Contrarian pair trades require patience and timing. However, sometimes Mr. Market hands you a ripe opportunity. I think the time is right to buy Expedia (NASDAQ:EXPE) and short Priceline (NASDAQ:PCLN).
Priceline has been scaling the overvalued wall of worry for a while. Expedia, on the other hand, continues to be hated by the market. Admittedly, Priceline has been growing faster and has done a better job internationally. Expedia, while still larger than Priceline, did not move aggressively enough internationally. Expedia has made some odd moves (no American Airlines?) but it has powerful brands and assets that will persevere in spite of its recent missteps. In particular, TripAdvisor is an extremely valuable asset at Expedia that is often overlooked.
However, Priceline's enterprise value of $21.5 billion makes it more than 3.6 times as valuable as Expedia at $5.9 billion. If you believe Expedia is fairly valued, you have to make some pretty amazing leaps of faith in Priceline's strategic advantages and profit margin expansion. On the other hand, if you feel Priceline is fairly valued (or, somehow, undervalued) then you should think Expedia is a screaming bargain.
Stock Performance has diverged dramatically since mid-2010:
Looking at the stock chart suggests that Priceline is a rocket ship and Expedia is a falling knife. Therefore, this trade will require vigilance. Nonetheless, I think the recent market turbulence provides a great entry point.
Going forward, both companies face some challenges:
Disintermediation. The hotel chains and airlines don't like their profits going to the intermediators and are working to reduce their reliance on the biggest ones by increasing bookings on their own sites and getting better terms from competitors.
Not a natural monopoly. Online travel may become more profitable with scale but it is in no way a natural monopoly. In addition to disintermediation, hotels will continue to expand their distribution. Other competitors are trying hard to best these two leaders - including Ctrip, Orbitz, Travelocity and Yahoo Travel.

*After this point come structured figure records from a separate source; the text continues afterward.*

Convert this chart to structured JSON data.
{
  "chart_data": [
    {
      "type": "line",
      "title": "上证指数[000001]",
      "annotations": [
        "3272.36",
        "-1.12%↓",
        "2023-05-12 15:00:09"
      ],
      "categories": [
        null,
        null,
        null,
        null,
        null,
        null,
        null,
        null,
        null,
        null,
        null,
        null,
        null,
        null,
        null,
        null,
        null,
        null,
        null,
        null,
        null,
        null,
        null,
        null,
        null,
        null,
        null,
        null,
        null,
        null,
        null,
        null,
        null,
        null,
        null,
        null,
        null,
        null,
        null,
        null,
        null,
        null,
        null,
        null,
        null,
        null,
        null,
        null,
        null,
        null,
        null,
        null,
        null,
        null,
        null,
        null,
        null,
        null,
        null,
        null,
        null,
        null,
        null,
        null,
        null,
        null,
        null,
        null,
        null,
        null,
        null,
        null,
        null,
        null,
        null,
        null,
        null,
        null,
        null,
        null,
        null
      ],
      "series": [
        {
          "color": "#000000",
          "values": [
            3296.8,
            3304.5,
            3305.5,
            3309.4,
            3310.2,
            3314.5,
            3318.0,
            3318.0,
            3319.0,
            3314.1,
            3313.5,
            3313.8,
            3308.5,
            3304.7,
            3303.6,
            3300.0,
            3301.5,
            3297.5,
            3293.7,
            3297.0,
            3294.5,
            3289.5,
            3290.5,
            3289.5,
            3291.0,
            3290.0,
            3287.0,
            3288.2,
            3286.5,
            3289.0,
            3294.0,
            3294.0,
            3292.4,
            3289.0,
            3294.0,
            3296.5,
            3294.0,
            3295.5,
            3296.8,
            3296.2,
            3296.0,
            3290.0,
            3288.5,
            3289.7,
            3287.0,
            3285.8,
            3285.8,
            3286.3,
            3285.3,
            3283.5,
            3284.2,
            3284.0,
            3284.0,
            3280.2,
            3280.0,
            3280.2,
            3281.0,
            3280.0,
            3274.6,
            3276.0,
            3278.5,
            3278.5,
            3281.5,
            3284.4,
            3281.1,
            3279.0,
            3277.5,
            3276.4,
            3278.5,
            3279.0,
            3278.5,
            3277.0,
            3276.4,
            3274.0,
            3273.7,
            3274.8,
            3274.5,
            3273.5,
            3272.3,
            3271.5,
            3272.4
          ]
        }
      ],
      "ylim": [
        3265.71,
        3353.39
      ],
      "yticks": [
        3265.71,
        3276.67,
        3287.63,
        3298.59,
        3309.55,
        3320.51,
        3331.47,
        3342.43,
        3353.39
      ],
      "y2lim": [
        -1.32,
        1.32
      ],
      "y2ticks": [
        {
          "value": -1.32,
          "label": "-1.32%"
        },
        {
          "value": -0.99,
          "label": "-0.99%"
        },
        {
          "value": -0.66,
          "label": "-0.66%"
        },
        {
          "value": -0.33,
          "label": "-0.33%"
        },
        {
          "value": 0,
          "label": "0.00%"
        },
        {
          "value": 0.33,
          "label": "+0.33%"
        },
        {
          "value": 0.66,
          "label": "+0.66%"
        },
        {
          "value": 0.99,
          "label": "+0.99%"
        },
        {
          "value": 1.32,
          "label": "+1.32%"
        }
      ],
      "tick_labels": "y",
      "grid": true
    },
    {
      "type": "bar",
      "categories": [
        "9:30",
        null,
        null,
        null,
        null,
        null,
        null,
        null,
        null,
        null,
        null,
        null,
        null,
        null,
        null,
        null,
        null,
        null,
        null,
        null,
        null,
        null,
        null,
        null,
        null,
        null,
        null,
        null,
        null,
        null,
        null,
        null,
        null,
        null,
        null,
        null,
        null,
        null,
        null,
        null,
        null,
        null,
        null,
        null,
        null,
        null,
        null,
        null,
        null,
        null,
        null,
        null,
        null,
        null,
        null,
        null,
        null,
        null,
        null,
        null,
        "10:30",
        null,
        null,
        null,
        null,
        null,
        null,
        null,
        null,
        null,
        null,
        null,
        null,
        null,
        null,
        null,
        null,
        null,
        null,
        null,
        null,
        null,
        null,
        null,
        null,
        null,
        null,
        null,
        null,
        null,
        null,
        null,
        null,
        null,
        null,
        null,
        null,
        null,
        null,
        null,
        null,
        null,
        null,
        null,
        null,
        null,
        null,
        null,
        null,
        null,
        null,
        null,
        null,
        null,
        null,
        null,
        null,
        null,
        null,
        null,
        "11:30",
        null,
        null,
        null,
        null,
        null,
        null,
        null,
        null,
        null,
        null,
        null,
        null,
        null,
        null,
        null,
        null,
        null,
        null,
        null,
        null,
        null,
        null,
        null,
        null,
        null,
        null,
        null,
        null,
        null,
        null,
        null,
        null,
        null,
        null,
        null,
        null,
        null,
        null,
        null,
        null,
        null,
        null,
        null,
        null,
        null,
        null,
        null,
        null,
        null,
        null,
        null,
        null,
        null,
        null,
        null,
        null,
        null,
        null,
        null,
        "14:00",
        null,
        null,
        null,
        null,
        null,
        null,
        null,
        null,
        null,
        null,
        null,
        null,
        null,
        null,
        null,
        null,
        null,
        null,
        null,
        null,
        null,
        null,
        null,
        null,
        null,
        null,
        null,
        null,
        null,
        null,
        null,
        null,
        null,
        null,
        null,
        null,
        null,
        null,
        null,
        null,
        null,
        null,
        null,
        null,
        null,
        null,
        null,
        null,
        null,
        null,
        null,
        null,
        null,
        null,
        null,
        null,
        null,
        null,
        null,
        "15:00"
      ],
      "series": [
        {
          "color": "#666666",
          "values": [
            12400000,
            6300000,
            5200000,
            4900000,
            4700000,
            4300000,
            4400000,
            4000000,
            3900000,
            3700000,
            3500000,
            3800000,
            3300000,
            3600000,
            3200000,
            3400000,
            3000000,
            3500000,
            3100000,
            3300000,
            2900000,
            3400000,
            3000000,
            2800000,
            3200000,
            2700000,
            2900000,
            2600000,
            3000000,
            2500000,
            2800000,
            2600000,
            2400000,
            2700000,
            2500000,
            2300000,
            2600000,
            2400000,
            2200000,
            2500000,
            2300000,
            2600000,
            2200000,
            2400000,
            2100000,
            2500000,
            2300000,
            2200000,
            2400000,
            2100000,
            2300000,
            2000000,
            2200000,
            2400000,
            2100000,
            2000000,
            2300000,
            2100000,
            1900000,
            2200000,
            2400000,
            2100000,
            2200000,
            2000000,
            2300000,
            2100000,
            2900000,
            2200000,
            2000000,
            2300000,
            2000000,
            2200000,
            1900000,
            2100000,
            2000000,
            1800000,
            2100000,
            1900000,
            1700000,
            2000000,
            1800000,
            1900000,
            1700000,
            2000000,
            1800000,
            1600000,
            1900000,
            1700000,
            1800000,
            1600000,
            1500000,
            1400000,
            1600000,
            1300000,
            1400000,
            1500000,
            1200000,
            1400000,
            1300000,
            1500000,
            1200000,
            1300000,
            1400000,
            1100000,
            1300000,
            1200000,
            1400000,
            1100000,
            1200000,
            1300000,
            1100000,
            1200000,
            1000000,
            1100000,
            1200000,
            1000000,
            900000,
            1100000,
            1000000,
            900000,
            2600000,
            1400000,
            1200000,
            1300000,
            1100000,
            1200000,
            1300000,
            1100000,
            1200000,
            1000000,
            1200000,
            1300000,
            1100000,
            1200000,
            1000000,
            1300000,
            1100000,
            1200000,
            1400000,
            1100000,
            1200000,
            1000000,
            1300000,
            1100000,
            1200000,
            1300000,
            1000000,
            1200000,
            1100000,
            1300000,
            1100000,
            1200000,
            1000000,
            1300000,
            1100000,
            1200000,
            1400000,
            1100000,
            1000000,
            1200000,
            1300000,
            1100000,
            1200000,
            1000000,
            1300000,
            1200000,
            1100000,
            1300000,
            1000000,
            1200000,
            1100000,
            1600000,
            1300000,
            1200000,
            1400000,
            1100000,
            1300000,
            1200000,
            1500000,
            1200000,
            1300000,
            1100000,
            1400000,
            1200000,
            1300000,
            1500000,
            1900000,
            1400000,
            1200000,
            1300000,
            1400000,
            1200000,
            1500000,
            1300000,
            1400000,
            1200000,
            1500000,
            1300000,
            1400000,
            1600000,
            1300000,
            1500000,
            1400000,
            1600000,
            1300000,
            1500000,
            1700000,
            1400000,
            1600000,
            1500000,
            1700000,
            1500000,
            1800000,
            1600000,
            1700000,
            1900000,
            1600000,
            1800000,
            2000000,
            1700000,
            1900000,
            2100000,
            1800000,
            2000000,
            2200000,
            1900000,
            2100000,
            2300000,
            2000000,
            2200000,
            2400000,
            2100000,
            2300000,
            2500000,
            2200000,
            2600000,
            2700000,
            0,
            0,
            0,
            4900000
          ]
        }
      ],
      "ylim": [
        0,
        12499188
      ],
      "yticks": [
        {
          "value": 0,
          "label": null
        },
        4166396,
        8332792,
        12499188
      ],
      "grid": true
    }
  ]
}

Energy shock. Rising oil prices crimps travel more than almost any other industry. If Peak Oil is imminent, the travel industry will get crushed.
Unrest and Protest. Unrest can be quite unsettling for travelers. Revolutions in the Middle East. Drug killings in Mexico. Riots in Greece and soon the other PIIGS. Saber rattling on the Korean Peninsula. While there is always something going on, it feels more unstable these days!

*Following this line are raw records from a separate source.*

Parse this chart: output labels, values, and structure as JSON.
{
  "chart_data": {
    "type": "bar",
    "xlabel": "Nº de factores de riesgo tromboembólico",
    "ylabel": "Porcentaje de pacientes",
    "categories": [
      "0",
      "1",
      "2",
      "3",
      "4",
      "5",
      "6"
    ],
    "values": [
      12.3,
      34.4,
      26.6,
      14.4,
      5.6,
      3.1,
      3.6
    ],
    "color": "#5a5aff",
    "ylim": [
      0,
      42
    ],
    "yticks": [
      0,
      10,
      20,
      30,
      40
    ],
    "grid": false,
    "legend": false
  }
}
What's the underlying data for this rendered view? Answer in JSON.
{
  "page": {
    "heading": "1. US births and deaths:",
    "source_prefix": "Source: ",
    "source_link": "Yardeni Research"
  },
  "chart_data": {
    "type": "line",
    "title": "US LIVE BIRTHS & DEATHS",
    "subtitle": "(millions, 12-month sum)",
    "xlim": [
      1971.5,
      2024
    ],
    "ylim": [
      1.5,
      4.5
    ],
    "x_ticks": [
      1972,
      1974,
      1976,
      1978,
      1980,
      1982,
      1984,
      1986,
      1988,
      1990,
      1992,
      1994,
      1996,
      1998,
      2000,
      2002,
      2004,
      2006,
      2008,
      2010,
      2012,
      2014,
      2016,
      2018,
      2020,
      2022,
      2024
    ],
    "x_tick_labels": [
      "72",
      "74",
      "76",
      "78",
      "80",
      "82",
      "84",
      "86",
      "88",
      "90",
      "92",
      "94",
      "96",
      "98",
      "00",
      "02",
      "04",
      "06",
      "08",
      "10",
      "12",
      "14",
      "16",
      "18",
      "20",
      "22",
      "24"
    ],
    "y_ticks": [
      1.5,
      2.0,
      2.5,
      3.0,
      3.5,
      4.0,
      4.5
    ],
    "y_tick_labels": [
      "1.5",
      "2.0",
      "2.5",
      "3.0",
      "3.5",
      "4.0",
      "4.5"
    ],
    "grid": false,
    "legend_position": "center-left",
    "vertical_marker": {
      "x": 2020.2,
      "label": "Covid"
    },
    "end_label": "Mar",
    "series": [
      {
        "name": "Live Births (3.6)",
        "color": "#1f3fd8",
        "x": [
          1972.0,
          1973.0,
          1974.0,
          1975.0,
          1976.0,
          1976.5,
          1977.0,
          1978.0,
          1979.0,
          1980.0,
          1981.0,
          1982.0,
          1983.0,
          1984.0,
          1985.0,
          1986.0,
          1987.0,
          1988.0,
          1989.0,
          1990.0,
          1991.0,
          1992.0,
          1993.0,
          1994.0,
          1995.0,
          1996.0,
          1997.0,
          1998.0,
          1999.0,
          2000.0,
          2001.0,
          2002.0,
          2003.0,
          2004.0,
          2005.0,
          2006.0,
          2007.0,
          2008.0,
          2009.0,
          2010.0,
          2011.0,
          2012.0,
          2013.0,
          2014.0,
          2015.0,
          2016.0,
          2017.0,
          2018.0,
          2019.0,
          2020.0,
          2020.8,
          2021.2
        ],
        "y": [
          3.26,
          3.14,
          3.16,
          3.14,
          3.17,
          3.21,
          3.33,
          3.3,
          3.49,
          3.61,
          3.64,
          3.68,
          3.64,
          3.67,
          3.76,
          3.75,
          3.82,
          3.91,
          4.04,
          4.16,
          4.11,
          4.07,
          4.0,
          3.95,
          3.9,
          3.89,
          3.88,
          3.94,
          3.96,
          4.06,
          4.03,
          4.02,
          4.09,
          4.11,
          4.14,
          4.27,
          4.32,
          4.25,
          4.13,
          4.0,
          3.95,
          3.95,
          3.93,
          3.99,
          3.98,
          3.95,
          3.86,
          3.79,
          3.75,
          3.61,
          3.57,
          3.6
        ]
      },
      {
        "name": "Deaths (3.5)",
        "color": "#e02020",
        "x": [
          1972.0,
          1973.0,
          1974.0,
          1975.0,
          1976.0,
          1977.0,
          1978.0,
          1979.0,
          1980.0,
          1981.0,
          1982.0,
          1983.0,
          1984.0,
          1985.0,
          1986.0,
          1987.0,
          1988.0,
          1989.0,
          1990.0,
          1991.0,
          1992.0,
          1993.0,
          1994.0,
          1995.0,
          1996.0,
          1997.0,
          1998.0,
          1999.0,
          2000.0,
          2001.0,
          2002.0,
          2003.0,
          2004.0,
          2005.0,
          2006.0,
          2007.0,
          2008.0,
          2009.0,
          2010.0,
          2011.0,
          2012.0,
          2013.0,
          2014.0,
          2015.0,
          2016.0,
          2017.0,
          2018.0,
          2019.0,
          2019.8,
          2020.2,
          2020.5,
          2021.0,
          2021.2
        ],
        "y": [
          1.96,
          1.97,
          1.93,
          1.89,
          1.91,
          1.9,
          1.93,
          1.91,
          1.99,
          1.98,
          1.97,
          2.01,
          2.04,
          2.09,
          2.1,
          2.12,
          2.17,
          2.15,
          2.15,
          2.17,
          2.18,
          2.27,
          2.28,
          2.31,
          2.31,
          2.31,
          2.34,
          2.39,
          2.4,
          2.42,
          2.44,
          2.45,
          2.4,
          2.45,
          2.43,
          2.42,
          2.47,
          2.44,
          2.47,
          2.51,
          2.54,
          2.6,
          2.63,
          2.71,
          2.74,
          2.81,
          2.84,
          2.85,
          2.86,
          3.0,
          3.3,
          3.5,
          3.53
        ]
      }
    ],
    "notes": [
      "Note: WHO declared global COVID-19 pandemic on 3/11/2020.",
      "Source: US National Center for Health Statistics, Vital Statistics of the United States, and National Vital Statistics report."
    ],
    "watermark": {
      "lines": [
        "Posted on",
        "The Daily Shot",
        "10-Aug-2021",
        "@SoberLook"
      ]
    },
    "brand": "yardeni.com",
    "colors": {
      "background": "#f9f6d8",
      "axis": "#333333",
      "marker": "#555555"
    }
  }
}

Frugality and Austerity. Saving money is a theme during these deleveraging times - travel is often the first thing to go. Emerging market growth will need to make up for a maturing developed world.

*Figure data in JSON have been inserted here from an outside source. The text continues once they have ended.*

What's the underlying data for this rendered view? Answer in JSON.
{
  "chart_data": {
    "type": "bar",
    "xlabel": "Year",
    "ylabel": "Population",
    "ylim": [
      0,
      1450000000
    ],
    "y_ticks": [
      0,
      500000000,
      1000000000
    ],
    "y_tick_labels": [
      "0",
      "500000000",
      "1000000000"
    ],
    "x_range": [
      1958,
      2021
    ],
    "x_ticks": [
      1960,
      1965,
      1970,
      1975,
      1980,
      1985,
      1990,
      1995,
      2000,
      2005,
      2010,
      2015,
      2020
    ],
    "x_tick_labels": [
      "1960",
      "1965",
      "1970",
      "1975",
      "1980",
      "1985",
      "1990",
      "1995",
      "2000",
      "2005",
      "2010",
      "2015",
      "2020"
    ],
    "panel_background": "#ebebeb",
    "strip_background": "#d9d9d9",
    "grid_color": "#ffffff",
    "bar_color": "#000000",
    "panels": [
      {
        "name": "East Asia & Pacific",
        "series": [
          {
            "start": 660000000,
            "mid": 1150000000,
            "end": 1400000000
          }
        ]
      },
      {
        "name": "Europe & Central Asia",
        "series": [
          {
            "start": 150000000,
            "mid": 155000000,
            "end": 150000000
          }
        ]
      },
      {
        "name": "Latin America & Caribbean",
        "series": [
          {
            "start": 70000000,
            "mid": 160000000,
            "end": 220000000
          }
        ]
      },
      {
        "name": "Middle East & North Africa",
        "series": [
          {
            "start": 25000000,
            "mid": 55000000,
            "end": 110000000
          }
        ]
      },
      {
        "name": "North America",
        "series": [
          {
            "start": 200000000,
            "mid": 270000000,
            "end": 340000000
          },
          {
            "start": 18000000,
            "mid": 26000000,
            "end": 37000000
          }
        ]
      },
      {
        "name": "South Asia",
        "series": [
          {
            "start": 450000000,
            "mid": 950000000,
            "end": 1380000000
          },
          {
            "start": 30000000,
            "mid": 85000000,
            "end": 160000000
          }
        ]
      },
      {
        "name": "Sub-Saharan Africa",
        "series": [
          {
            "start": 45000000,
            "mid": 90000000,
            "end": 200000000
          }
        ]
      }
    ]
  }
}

The upshot is that revenue seems to be coming in light for many companies in this space. Then again, it seems every few months analysts see headwinds for the industry and slowing growth!
Luckily for all the competitors in this space, the internet is a fabulous tool for trip planning and there is still headroom for growth internationally. The international opportunity is actually better as these companies can get better terms with a more fragmented hotel industry. Ironically, part of the reason Expedia's stock took a hit last month was because the company said it planned larger international investments.
For quick valuation analysis, Trefis is a cool new service that I've been toying with. According to Trefis, Priceline is considered fairly valued and Expedia is considered extremely undervalued. I agree with Trefis that Expedia is undervalued. I believe that Priceline's valuation is currently stretched and its high growth is baked into the price. Something to watch is the fact that Priceline's NOL carryforwards are nearing the end of their accounting and cash benefits. Priceline is currently priced to capture well more than 50% of the online travel market valuation which seems unlikely given the growing competition.
Shorting Priceline alone should make money but combined with going long Expedia - it could be a very profitable trade.